Investors who buy single-family rental properties tend to acquire those properties with cash or have financing options available to them that a small-scale landlord doesn’t.

Sharga said it’s hard to know yet how the Delta variant or other continued impacts from the pandemic may ultimately affect smaller-scale landlords in the long run. But there will, at some point, be an increase in foreclosure activity or sales by rental property owners who can no longer make ends meet. The federal moratorium on foreclosures expired at the end of July.

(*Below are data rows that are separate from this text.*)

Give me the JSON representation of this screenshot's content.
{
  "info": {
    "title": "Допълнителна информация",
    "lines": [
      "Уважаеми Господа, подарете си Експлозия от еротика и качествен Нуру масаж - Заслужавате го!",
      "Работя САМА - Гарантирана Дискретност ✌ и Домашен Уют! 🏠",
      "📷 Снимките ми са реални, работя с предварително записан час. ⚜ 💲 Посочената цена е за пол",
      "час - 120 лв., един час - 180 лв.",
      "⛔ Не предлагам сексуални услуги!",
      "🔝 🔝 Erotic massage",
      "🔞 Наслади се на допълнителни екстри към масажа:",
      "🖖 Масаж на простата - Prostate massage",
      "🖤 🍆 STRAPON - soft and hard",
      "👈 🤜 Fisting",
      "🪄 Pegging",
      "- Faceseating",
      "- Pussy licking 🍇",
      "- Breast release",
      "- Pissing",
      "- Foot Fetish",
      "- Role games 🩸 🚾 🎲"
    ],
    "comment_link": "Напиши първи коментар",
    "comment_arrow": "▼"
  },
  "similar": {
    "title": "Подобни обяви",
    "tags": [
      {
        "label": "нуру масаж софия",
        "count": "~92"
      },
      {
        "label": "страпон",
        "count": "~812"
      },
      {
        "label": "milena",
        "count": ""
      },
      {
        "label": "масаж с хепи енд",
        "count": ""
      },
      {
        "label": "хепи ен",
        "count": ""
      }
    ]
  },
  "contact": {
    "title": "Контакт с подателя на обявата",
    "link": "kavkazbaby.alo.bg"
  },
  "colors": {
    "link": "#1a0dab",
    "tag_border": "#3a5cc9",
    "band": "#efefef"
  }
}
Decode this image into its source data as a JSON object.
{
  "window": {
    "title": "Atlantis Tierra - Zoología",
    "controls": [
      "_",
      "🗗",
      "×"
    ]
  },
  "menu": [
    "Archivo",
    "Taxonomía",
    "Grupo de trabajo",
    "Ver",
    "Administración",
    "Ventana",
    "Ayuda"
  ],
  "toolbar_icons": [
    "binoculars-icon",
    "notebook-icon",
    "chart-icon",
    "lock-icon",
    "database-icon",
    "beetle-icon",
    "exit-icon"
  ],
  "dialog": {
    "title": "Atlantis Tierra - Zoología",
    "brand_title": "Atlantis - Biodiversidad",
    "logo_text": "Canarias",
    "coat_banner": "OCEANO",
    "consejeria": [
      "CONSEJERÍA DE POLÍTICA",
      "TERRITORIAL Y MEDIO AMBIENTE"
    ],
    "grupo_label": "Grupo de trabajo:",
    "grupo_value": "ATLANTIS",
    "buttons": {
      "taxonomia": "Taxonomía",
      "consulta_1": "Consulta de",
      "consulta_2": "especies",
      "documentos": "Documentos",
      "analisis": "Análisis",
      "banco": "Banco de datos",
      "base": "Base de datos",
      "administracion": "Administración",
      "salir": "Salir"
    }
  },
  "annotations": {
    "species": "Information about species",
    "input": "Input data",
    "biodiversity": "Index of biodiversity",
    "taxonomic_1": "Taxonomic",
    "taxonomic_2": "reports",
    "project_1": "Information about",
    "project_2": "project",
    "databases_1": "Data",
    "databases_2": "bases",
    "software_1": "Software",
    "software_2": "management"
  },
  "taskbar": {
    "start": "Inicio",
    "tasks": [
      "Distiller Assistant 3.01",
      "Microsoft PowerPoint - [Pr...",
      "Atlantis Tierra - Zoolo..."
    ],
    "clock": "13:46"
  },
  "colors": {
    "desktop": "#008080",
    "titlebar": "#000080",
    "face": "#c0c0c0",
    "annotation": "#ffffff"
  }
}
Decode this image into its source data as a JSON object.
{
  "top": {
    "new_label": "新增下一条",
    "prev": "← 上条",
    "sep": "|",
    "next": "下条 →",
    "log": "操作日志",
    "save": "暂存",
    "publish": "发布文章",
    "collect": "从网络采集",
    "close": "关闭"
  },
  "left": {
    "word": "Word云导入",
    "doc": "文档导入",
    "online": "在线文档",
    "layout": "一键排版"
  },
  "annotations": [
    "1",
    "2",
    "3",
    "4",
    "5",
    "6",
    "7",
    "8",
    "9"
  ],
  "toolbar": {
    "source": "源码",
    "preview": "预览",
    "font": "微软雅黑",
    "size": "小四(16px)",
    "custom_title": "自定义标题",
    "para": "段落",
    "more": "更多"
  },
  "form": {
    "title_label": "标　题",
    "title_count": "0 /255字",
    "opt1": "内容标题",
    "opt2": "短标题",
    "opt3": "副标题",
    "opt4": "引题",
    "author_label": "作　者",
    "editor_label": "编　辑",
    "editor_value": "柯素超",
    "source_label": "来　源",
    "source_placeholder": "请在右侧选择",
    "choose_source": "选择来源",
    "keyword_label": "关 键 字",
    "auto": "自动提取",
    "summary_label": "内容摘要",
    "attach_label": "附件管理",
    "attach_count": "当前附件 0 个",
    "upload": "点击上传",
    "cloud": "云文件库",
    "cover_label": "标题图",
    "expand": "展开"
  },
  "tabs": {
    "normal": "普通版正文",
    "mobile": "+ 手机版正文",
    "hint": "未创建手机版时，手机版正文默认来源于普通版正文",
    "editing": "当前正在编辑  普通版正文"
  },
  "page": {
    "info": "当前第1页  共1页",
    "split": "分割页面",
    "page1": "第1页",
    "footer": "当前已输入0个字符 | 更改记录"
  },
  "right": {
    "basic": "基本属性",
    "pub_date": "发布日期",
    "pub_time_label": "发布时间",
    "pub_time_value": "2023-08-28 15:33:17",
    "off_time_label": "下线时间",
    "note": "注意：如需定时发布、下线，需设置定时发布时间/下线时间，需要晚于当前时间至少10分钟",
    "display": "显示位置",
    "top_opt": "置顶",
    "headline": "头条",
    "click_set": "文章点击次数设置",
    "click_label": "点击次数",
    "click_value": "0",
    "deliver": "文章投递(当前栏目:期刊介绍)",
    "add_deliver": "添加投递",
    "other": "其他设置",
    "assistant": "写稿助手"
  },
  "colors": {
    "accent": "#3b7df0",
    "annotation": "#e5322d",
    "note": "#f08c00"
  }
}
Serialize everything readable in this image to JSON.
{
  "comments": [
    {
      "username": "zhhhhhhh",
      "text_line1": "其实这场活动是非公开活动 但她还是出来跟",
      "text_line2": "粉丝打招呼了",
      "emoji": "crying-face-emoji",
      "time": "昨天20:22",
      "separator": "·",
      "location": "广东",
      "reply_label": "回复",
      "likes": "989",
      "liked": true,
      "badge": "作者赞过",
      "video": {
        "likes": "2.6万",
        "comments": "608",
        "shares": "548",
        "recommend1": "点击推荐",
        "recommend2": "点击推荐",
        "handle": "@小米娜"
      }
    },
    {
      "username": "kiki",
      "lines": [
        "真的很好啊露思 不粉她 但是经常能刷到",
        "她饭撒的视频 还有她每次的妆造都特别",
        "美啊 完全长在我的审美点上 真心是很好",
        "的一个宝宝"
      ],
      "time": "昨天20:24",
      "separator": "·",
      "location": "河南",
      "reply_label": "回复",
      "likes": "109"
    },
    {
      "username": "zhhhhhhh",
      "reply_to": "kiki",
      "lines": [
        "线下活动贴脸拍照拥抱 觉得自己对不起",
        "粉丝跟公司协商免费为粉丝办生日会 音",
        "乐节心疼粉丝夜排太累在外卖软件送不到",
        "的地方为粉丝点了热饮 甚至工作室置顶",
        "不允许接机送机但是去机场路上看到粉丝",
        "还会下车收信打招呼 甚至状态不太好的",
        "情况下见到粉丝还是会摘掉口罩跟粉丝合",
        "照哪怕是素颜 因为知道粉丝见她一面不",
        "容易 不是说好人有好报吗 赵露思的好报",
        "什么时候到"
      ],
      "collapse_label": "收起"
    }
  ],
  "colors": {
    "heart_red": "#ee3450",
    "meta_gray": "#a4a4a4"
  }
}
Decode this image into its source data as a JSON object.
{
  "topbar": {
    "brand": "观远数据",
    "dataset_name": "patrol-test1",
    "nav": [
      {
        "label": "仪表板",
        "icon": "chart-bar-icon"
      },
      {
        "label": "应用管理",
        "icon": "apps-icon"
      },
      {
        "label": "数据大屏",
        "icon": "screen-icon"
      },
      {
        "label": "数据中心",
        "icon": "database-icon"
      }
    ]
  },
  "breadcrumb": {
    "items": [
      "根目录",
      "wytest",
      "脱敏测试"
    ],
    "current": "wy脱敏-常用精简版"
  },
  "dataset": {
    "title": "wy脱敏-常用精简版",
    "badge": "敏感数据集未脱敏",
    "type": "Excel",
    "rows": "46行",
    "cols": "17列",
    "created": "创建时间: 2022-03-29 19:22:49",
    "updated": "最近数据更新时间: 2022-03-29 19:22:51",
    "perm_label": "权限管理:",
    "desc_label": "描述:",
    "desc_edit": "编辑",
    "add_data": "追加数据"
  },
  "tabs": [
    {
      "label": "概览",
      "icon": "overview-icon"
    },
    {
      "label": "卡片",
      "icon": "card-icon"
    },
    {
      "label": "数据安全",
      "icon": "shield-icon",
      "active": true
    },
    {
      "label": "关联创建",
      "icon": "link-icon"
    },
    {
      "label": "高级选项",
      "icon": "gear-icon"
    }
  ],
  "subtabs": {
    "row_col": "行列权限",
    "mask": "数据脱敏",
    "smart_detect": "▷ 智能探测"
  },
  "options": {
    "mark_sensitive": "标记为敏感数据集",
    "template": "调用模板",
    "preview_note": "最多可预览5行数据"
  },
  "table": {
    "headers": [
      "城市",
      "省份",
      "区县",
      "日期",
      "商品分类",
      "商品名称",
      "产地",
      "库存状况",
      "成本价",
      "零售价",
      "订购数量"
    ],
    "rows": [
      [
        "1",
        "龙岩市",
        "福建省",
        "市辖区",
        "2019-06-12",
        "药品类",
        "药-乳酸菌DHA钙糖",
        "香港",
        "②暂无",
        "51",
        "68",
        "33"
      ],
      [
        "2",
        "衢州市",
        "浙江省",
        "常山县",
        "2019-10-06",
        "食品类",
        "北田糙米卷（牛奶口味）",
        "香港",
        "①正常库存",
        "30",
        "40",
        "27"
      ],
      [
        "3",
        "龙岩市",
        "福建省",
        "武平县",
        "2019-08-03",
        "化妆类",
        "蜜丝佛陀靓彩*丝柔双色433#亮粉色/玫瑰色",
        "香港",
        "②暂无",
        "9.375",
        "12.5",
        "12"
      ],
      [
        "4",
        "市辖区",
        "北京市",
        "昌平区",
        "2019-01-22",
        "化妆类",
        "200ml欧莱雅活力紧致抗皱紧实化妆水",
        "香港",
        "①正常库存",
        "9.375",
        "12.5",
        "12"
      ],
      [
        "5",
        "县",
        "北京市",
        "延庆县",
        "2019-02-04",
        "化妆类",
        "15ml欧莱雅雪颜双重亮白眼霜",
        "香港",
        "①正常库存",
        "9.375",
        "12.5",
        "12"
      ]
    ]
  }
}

A lot will come down to lenders and their willingness to work with property owners, Sharga added.

Greg McBride, chief financial analyst at consumer financial services company Bankrate LLC, said a little more than 3% of mortgages are in forbearance right now, and the majority of those are owner-occupied and not landlords. About 1 in 6 of loans that come out of forbearance do not have a payment plan in place, according to the Mortgage Bankers Association.

The national delinquency rate saw a 5% reduction in July and, at 4.14%, is down by nearly half since May of last year, according to recent data from analytics company Black Knight Inc. Foreclosure starts in July were down 58% from the same time last year.

Still, more than 1.4 million borrowers were 90 or more days past due — but not yet in foreclosure — entering August, Black Knight found. That’s more than 1 million more than at the start of the pandemic. Most of those borrowers are in forbearance.

McBride said borrowers who don’t have federally-backed loans, which are protected under Covid-19 legislation, have had to negotiate directly with their lenders. The outcomes of that are very much a case-by-case basis but, McBride said, because of the ongoing nature of the pandemic and its broad impact, he thinks there’s a bias toward working with the borrower.

There will be a burst of foreclosure activity at some point, though, he continued.

“It’s a little like stopping the water behind a dam and then opening the floodgates,” McBride said. “(But) it’s coming from a 40-year low.”